Tuesday, June 28, 2011

[Insert clever play on the name Io]

And so goes the second week and the second language on our seven week trip. Compared to the first week in Ruby, I struggled a lot more with Io. It's a language with very simple rules which, for me, made the edge cases all that more confusing. I also was a bit preoccupied with other, unrelated issues and so I skimped on a lot of the examples. Thankfully, Alberto did a lot of that work and wrote about it in a series of excellent posts. If you want to know more about Io, you should really read those.

As such, I'm going to keep it short with my own observations. As an abstract, Io is a prototype based OO language where everything is either an object or a message passed to it.

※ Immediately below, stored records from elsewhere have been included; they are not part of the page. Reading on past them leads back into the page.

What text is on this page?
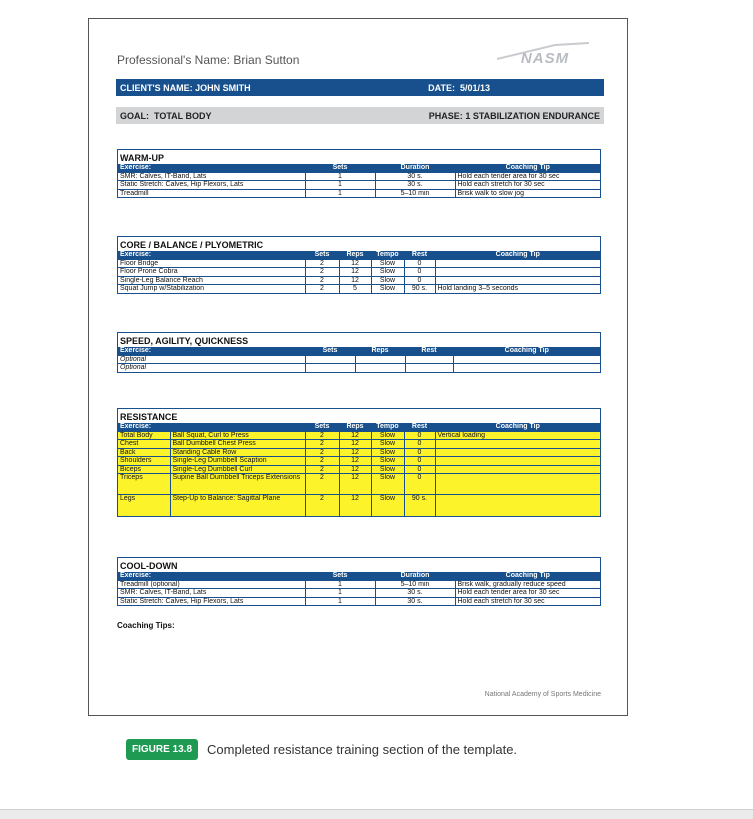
Professional's Name: Brian Sutton	NASM
CLIENT'S NAME:
JOHN SMITH	DATE: 5/01/13
GOAL:
TOTAL BODY	PHASE: 1 STABILIZATION ENDURANCE
WARM-UP
Exercise:	Sets	Duration	Coaching Tip
SMR: Calves, IT-Band, Lats	1	30 s.	Hold each tender area for 30 sec
Static Stretch: Calves, Hip Flexors, Lats	1	30 s.	Hold each stretch for 30 sec
Treadmill	1	5–10 min	Brisk walk to slow jog
CORE / BALANCE / PLYOMETRIC
Exercise:	Sets	Reps	Tempo	Rest	Coaching Tip
Floor Bridge	2	12	Slow	0	
Floor Prone Cobra	2	12	Slow	0	
Single-Leg Balance Reach	2	12	Slow	0	
Squat Jump w/Stabilization	2	5	Slow	90 s.	Hold landing 3–5 seconds
SPEED, AGILITY, QUICKNESS
Exercise:	Sets	Reps	Rest	Coaching Tip
Optional				
Optional				
RESISTANCE
Exercise:		Sets	Reps	Tempo	Rest	Coaching Tip
Total Body	Ball Squat, Curl to Press	2	12	Slow	0	Vertical loading
Chest	Ball Dumbbell Chest Press	2	12	Slow	0	
Back	Standing Cable Row	2	12	Slow	0	
Shoulders	Single-Leg Dumbbell Scaption	2	12	Slow	0	
Biceps	Single-Leg Dumbbell Curl	2	12	Slow	0	
Triceps	Supine Ball Dumbbell Triceps Extensions	2	12	Slow	0	
Legs	Step-Up to Balance: Sagittal Plane	2	12	Slow	90 s.	
COOL-DOWN
Exercise:	Sets	Duration	Coaching Tip
Treadmill (optional)	1	5–10 min	Brisk walk, gradually reduce speed
SMR: Calves, IT-Band, Lats	1	30 s.	Hold each tender area for 30 sec
Static Stretch: Calves, Hip Flexors, Lats	1	30 s.	Hold each stretch for 30 sec
Coaching Tips:
National Academy of Sports Medicine
FIGURE 13.8	Completed resistance training section of the template.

  • I was unable to build Io in Windows and I don't know what I would've done if I hadn't found some forum posting with a link to pre-built binaries. 
  • I particularly liked the way conditionals were also just messages, apparently just extending the base boolean types
  • Yet I don't really understand message precedence and how something like self sum / self size works. self size obviously gets evaluated before being passed to the divide operator, which I didn't expect
  • getSlot('foo') code print will print a method definition, similar to Javascript's foo.toString() (where 'foo' is a method/function)
  • sadly, that is not usable for the language constructs as they are written in C
  • Io has a pretty solid concept of coroutines, actors and futures, much unlike Javascript. Quickly writing some parallel code might indeed be one of the languages strong points
It seems the book deliberately started with Ruby to ease me in and then started to get a bit more challenging with Io to progress to Prolog, which I guess will be quite a bit different from what I'm used to. 

I'm again grateful for our study group. Our little skype conference showed that I wasn't the only one struggling with Io and I'm not sure I would've gotten much out of this chapter if it wasn't for other people's blog posts further explaining things. This isn't really a failure of the book as much as I just wasn't able to commit the time to really dig into the examples.

And now it's on to Prolog, which should get interesting, as I haven't worked with logic languages before. This time, installation is easy, as there is a package in cygwin that provides the 'pl' executable. (And, once again, let me recommend also getting mintty.)